Além de autorizar a prorrogação, Toffoli determinou a intimação da Procuradoria-Geral da República (PGR) para ciência da continuidade das investigações, reforçando o papel do Ministério Público na supervisão e acompanhamento do procedimento.
Segundo a apuração relatada pela PF, o suposto esquema investigado pode alcançar R$ 12 bilhões e envolve emissão de Certificados de Depósito Bancário (CDBs) sem lastro, com promessa de remuneração aos clientes acima da taxa de mercado. As diligências também buscam esclarecer eventual participação de dirigentes do BRB no contexto investigado.

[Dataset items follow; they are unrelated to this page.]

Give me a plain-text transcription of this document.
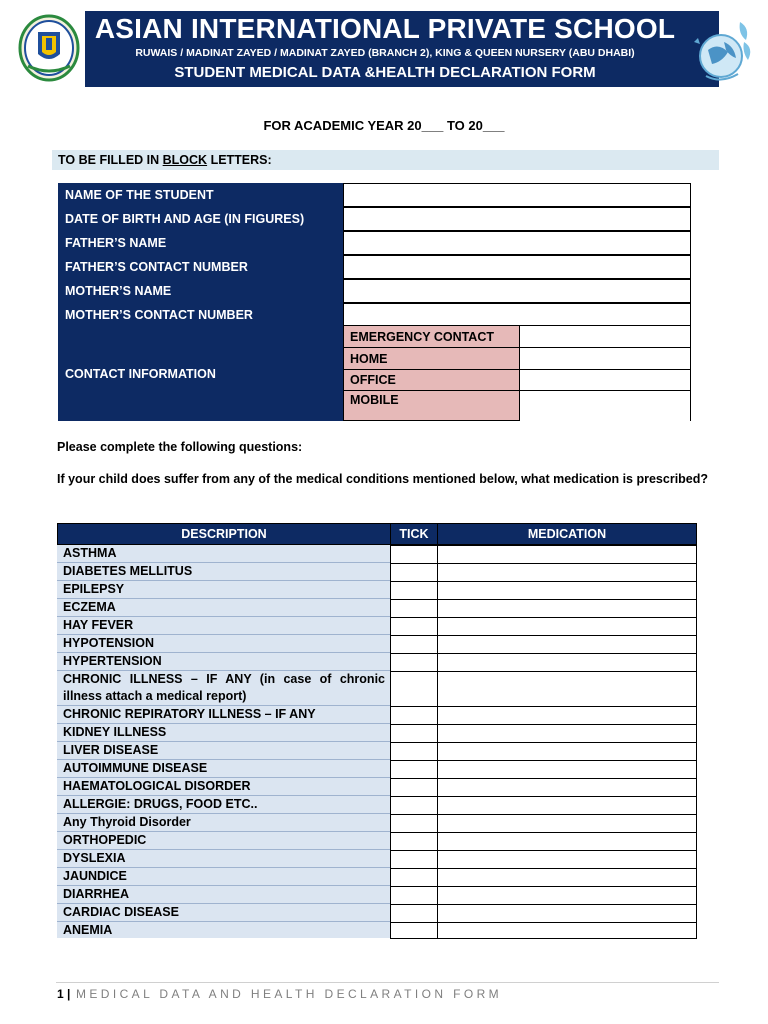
ASIAN INTERNATIONAL PRIVATE SCHOOL
RUWAIS / MADINAT ZAYED / MADINAT ZAYED (BRANCH 2), KING & QUEEN NURSERY (ABU DHABI)
STUDENT MEDICAL DATA &HEALTH DECLARATION FORM
FOR ACADEMIC YEAR 20___ TO 20___
TO BE FILLED IN BLOCK LETTERS:
NAME OF THE STUDENT
DATE OF BIRTH AND AGE (IN FIGURES)
FATHER’S NAME
FATHER’S CONTACT NUMBER
MOTHER’S NAME
MOTHER’S CONTACT NUMBER
CONTACT INFORMATION
EMERGENCY CONTACT
HOME
OFFICE
MOBILE
Please complete the following questions:
If your child does suffer from any of the medical conditions mentioned below, what medication is prescribed?
DESCRIPTION	TICK	MEDICATION
ASTHMA
DIABETES MELLITUS
EPILEPSY
ECZEMA
HAY FEVER
HYPOTENSION
HYPERTENSION
CHRONIC ILLNESS – IF ANY (in case of chronic illness attach a medical report)
CHRONIC REPIRATORY ILLNESS – IF ANY
KIDNEY ILLNESS
LIVER DISEASE
AUTOIMMUNE DISEASE
HAEMATOLOGICAL DISORDER
ALLERGIE: DRUGS, FOOD ETC..
Any Thyroid Disorder
ORTHOPEDIC
DYSLEXIA
JAUNDICE
DIARRHEA
CARDIAC DISEASE
ANEMIA
1 | MEDICAL DATA AND HEALTH DECLARATION FORM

O caso ganhou tração pública após o anúncio, no ano passado, de que o BRB pretendia adquirir o Banco Master. A reportagem menciona que o Banco Central (BC) teria barrado o negócio ao identificar irregularidades em documentos apresentados, o que ampliou o escrutínio sobre a operação e seus bastidores institucionais.
Na mesma semana, a PF deflagrou nova fase da Operação Compliance Zero, com foco novamente no Banco Master, citando apuração de crimes como organização criminosa, gestão fraudulenta, manipulação de mercado e lavagem de dinheiro, além de medidas patrimoniais que incluem sequestro e bloqueio de bens e valores bilionários.